Klaus Barbie fut condamné, le 4 juillet 1987, à la réclusion à perpétuité pour la rafle de l'Union générale des israélites de France (UGIF) le 9 février 1943, rue Sainte-Catherine à Lyon, la déportation des enfants de la colonie d'Izieu, dans l'Ain, avec cinq adultes le 6 avril 1944, la déportation d'environ 650 personnes par le dernier train qui quitta Lyon le 11 août 1944 sous escorte allemande. Au président de la cour d'assises qui, avant de prononcer le verdict, lui demandait ce qu'il avait à déclarer pour sa défense, Barbie avait eu ses mots : « C'était la guerre, la guerre est finie ». Jusqu'au dernier jour, il n'aura exprimé aucun remord. Il est mort trois ans plus tard, en détention.

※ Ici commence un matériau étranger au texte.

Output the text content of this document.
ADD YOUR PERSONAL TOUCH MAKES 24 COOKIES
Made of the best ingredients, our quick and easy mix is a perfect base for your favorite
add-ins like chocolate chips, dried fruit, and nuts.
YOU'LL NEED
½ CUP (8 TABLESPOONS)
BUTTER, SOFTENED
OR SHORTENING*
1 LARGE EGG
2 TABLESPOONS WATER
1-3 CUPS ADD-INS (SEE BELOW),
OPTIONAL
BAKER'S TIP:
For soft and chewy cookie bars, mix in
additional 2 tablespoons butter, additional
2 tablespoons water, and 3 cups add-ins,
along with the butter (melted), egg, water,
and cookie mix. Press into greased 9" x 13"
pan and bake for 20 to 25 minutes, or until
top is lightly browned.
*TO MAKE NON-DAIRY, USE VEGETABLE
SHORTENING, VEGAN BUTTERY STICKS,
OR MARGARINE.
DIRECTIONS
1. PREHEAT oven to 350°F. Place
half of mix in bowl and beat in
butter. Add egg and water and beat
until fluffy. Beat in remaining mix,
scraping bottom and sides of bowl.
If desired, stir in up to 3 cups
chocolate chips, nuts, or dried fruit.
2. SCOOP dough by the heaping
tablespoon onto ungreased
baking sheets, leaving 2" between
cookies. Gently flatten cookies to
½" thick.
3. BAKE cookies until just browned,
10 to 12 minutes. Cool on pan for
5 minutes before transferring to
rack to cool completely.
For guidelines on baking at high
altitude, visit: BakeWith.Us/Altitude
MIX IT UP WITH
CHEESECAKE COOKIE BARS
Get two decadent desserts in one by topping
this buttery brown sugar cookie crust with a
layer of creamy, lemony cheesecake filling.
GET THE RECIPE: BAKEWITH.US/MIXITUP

À Lyon, plusieurs expositions sont organisées cet été. Dans le palais de justice de la ville, où eurent lieu les 37 journées d'audiences précédant le prononcé du jugement, se tiendront, le 3 juillet, des lectures et projections d'extraits du procès. Les noms des victimes de Klaus Barbie seront récités. La prison Montluc, là même où, pendant l'Occupation, furent torturés sur son ordre résistants et juifs, se tiendra une autre exposition à partir du 14 septembre. Les archives du Rhône et de la métropole, où sont conservés les documents du procès de 1987 et ceux de Montluc, ouvriront également au public pour exposer certaines pièces à conviction. Enfin, le Centre d'histoire de la Résistance et de la Déportation organisera, pendant l'été et l'automne, plusieurs conférences sur ce procès. « Un procès ordinaire pour un crime qui ne l'était pas », insiste Dominique Missika.

Mémorial de la Shoah, 17 rue Geoffroy-l'Asnier 75 004 Paris. Exposition jusqu'au 15 octobre 2017. Entrée gratuite.